Alexandre de Moraes decide que Bolsonaro informe internação em até 24h

O ministro Alexandre de Moraes, do Supremo Tribunal Federal (STF), decidiu nesta quinta-feira (7) que o ex-presidente Jair Bolsonaro (PL) precisa avisar a Justiça, no máximo em 24 horas, caso seja necessário interná-lo com urgência durante o período de prisão domiciliar.

Essa determinação veio logo depois de um pedido feito pela defesa de Bolsonaro. Os advogados alegaram que era importante garantir que os médicos que já acompanham o ex-presidente tivessem acesso a ele sempre que fosse preciso.

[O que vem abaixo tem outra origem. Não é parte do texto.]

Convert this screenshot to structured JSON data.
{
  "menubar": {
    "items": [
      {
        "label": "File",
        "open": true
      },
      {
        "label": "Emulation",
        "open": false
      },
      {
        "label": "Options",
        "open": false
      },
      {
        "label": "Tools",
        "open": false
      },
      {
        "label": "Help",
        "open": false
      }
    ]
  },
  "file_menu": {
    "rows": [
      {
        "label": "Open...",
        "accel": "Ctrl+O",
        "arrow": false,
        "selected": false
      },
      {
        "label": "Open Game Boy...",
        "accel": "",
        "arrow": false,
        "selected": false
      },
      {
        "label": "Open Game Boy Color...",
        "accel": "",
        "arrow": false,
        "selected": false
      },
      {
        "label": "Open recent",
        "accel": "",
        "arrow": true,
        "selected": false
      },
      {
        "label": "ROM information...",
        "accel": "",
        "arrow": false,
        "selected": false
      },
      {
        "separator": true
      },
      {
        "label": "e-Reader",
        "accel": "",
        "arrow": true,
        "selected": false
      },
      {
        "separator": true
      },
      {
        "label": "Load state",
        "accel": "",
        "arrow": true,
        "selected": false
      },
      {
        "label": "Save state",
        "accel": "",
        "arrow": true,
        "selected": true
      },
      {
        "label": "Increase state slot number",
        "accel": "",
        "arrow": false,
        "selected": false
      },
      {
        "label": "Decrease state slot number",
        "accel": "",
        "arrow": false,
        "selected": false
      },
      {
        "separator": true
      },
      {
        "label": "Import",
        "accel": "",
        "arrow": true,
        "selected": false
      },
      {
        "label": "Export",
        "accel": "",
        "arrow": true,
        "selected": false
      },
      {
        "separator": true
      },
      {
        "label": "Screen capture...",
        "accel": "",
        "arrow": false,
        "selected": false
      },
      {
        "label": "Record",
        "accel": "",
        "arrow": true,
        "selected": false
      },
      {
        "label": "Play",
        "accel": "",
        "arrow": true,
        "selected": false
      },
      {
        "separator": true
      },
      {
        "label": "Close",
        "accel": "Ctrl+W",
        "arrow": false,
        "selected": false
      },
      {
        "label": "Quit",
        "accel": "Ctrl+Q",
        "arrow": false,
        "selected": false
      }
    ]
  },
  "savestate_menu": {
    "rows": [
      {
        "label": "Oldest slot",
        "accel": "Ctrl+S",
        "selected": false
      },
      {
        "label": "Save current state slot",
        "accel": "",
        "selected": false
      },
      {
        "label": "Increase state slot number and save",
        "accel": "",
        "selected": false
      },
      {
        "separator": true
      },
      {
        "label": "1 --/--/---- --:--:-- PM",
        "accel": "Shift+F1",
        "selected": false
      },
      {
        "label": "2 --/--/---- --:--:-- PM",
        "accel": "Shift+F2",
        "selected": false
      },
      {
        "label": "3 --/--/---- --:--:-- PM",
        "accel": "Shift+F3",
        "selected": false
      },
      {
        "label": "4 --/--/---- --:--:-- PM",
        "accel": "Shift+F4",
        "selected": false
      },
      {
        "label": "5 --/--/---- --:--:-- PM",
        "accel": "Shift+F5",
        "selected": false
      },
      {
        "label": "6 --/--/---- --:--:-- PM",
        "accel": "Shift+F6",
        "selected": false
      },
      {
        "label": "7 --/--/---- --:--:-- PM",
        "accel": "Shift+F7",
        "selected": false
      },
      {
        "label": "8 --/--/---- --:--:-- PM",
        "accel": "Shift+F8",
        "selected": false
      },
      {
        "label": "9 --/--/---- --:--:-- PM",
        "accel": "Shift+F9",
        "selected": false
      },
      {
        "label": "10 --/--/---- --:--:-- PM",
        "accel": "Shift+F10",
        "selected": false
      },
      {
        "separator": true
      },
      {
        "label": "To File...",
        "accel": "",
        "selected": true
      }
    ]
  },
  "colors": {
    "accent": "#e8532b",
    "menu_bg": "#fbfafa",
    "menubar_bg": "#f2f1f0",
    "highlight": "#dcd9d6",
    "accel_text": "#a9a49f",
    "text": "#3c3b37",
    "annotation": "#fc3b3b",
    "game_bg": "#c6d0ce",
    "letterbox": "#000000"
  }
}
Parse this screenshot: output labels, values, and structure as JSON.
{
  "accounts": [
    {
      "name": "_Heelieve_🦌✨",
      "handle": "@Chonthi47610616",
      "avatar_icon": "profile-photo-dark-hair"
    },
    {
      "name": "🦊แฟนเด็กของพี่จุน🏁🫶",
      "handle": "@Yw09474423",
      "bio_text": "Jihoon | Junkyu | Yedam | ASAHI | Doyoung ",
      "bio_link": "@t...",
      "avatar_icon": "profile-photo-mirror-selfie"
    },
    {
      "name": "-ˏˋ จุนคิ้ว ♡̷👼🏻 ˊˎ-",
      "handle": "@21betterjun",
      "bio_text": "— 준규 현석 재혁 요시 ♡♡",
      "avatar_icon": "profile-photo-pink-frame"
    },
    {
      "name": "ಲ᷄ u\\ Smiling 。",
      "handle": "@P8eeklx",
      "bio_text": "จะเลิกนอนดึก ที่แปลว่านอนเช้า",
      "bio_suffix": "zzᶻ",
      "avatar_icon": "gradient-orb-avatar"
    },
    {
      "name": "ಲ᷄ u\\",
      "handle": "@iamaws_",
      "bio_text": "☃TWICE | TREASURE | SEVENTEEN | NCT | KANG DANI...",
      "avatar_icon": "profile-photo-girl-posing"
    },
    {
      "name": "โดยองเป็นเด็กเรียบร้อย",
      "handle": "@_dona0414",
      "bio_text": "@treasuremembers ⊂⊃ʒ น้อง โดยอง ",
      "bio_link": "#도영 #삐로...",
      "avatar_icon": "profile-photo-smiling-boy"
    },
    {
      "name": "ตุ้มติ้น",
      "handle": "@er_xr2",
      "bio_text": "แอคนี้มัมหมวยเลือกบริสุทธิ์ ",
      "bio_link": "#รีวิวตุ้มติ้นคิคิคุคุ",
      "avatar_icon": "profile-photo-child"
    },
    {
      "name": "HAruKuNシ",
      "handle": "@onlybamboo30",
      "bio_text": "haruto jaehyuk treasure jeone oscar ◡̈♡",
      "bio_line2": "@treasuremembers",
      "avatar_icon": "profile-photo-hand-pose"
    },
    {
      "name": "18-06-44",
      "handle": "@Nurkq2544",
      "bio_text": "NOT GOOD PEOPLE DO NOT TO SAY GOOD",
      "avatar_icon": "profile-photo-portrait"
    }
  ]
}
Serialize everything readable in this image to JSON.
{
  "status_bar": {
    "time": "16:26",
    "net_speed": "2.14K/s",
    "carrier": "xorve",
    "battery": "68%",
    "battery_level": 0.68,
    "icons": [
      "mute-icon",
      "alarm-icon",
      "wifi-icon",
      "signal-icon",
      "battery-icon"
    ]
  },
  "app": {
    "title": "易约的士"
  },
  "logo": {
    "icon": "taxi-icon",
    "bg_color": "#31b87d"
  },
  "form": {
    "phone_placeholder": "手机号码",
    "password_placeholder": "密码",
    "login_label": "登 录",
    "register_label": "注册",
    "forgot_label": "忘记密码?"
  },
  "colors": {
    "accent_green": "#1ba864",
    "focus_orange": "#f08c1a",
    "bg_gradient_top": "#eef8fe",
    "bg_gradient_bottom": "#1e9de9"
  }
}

No documento, eles chegaram a listar todos os profissionais responsáveis pela saúde do ex-mandatário, numa tentativa de evitar burocracia em casos mais delicados.

Moraes atendeu parcialmente a solicitação. Ele autorizou que os médicos façam visitas ao político sem a necessidade de comunicar a Justiça com antecedência, desde que as regras estabelecidas anteriormente sejam cumpridas. Estão liberados para atender Bolsonaro o cirurgião Cláudio Birolini, a profissional de saúde Luciana Tokarski, o dermatologista Erasmo Tokarski e o cardiologista Leandro Echenique.

A exceção, no entanto, é para situações de emergência. Caso haja necessidade de internação urgente, a Justiça deverá ser comunicada em até 24 horas, e o aviso precisa vir acompanhado de provas — como laudos, relatórios ou qualquer documento que ateste a real urgência do caso. Em outras palavras, não dá para “internar e depois explicar por alto”; tudo precisa estar devidamente registrado.

No despacho, Moraes escreveu de forma bem clara:
“Saliento, ainda, que, havendo necessidade de internação urgente do custodiado por determinação médica, o juízo deverá ser informado em até 24 (vinte e quatro) horas de sua efetivação, com a devida comprovação.”

Além disso, as visitas médicas terão de seguir algumas condições rigorosas. Não é permitido que o ex-presidente ou os visitantes utilizem celulares, gravem conversas ou façam qualquer tipo de postagem nas redes sociais durante o atendimento. Essas proibições não são novidade — já fazem parte de medidas cautelares anteriores impostas pelo STF — mas agora ficam reforçadas diante da nova autorização.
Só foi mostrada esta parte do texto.